Former UCLA student Nancy Salas told detectives Thursday night that she had fabricated her kidnapping to avoid telling her parents she had dropped out of UCLA two years ago, police said.
Salas, 22, disappeared Wednesday morning after she left her home in Glendale for a jog and was found in Merced Thursday afternoon.
According to Sgt. Tom Lorenz of the Glendale Police Department, Salas told Merced police that she had been abducted at knifepoint but later confessed to detectives that the abduction was fake.
Though Salas is unlikely to face charges, she may be sued for the cost of the extensive 36-hour search following her disappearance, police said Friday.
Salas, who had attended UCLA as a sociology student until fall 2008, told police she did not want to confront her parents about dropping out, as she was idolized by family and friends for being a successful student.
Before she fled her home, no friends and family members suspected that she was no longer a student.
Salas entered UCLA in 2005 with a full scholarship, but dropped out in 2008 when her scholarship money ran out and her grades were not high enough to receive another, police said.
Following her dropout, she continued to tell her family and friends about her classes and attend her professor’s office hours every Monday, said Andy Mendonca, Salas’ friend from church.
“I had seen her two or three weeks ago, and she shared that she had finished all her units and that she was going to walk in June,” said Erika Urrutia, Salas’ friend from Destino, a UCLA Christian student group.
According to Urrutia, Salas had continued to attend Destino meetings weekly in 2009, but her attendance became inconsistent in 2010. Friends said that they were unaware of her situation but could have learned more if they had asked her about the drop in attendance.
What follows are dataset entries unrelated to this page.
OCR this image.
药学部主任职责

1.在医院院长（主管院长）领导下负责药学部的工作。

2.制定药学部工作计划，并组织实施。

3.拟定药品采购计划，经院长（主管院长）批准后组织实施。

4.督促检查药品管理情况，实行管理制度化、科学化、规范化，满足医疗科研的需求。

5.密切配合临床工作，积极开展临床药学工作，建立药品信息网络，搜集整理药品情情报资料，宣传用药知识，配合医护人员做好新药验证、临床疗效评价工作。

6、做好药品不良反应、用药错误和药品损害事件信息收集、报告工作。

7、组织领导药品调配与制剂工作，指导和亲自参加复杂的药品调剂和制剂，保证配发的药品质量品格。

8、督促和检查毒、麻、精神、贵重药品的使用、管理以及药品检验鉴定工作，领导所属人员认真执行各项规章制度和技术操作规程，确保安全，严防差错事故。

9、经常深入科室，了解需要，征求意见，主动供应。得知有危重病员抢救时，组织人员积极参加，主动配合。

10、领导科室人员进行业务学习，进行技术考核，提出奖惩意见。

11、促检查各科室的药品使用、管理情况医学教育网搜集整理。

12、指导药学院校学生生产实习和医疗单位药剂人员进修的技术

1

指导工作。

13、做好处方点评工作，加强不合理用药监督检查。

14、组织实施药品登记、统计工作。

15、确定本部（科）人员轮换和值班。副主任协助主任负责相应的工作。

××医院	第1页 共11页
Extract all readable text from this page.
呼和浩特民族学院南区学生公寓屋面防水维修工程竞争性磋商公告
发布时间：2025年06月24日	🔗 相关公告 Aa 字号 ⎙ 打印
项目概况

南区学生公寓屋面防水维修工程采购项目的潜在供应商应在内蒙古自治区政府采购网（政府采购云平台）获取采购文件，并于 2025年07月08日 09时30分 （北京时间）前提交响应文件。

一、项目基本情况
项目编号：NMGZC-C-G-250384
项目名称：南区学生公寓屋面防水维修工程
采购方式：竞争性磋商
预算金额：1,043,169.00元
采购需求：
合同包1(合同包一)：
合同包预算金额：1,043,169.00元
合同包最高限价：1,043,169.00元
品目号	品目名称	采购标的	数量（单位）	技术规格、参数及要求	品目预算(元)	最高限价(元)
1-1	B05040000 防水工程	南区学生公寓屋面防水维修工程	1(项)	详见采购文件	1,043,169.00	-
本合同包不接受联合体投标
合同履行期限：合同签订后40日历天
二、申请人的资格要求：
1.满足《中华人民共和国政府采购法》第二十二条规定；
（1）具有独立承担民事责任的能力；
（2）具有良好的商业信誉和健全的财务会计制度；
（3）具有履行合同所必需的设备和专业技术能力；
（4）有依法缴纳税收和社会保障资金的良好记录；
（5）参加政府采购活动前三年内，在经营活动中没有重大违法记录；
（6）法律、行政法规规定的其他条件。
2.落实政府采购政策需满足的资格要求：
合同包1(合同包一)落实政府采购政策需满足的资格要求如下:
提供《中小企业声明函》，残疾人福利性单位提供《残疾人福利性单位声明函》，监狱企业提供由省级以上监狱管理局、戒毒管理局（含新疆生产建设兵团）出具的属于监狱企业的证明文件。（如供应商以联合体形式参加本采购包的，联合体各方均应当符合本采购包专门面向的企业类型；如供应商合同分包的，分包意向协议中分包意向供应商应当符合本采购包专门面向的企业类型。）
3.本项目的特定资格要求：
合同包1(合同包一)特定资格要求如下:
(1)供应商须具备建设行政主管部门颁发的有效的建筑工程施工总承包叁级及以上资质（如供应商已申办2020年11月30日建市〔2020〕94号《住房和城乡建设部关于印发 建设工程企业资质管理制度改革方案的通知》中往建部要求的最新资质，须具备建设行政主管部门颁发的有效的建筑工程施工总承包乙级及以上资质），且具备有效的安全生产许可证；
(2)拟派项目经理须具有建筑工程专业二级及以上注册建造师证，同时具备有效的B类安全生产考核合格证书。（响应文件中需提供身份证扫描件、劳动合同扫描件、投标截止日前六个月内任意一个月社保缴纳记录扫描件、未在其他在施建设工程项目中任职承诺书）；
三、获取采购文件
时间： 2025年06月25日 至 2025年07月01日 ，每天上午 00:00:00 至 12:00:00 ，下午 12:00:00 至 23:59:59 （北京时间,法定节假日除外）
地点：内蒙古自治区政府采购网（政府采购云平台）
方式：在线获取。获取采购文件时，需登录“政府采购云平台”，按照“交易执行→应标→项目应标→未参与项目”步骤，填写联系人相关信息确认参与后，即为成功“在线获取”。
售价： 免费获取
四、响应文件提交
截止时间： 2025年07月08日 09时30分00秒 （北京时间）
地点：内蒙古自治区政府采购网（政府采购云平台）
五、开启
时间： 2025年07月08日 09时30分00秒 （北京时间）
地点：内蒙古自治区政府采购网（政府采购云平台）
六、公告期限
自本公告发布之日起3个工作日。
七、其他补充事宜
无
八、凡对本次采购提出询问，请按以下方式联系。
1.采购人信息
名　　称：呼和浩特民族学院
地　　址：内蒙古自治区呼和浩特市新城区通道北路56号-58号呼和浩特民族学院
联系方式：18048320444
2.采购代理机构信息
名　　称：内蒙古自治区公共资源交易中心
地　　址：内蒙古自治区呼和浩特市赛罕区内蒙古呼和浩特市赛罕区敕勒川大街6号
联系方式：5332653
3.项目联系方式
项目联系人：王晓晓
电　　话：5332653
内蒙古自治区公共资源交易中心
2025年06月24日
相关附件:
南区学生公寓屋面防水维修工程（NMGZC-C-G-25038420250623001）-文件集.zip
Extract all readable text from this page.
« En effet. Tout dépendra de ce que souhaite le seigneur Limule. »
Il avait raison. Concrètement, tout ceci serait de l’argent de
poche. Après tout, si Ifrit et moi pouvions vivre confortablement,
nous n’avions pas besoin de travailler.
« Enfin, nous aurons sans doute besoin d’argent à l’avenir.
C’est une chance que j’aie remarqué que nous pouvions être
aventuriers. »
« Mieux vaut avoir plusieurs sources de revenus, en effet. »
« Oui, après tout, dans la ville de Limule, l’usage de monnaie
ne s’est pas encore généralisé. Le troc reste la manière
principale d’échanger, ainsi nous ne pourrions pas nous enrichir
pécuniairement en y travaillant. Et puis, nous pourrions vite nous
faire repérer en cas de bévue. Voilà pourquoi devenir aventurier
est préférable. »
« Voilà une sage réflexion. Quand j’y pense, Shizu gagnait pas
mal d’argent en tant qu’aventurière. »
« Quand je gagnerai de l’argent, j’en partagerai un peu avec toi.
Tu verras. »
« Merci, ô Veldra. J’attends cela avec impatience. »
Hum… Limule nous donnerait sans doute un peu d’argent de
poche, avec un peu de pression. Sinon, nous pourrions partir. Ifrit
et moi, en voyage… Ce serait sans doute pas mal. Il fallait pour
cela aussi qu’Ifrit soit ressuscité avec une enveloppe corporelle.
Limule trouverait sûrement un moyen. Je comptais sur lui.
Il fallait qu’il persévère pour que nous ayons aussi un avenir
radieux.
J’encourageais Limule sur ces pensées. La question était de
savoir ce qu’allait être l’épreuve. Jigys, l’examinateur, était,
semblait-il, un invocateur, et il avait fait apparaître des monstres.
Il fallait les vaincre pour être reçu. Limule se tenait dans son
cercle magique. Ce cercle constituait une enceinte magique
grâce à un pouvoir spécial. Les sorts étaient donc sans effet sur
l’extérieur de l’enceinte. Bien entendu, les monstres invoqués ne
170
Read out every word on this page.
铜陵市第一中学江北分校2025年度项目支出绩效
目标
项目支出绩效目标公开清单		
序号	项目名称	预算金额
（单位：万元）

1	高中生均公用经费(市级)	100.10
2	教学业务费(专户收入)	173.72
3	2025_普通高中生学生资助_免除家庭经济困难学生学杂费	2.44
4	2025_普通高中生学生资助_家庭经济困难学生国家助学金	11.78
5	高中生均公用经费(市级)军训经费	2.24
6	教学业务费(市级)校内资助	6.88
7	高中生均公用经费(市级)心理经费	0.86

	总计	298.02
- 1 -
“As her friend, I’m not sure if we did the best job,” Urrutia said. “If we had asked more questions and met up one-on-one more, we would have known sooner.”
Salas’ friends and family were fliering in her Glendale neighborhood when they learned she had been found. Rather than dwelling on her lies, they celebrated her return and resolved to be more open to her problems, Urrutia said.
“I could understand why she felt that pressure to run away,” Urrutia said. “She lived under such high expectations.”
Shortly after Salas returned home, her father, Henry Salas, said that she would go back to school and resume her studies.
Urrutia said that Salas was bound by the idolatry of her friends and family and did not want them to feel she let them down.
“She probably thought they would be disappointed, but love goes beyond accomplishments,” she said. “We just want to love and support her.”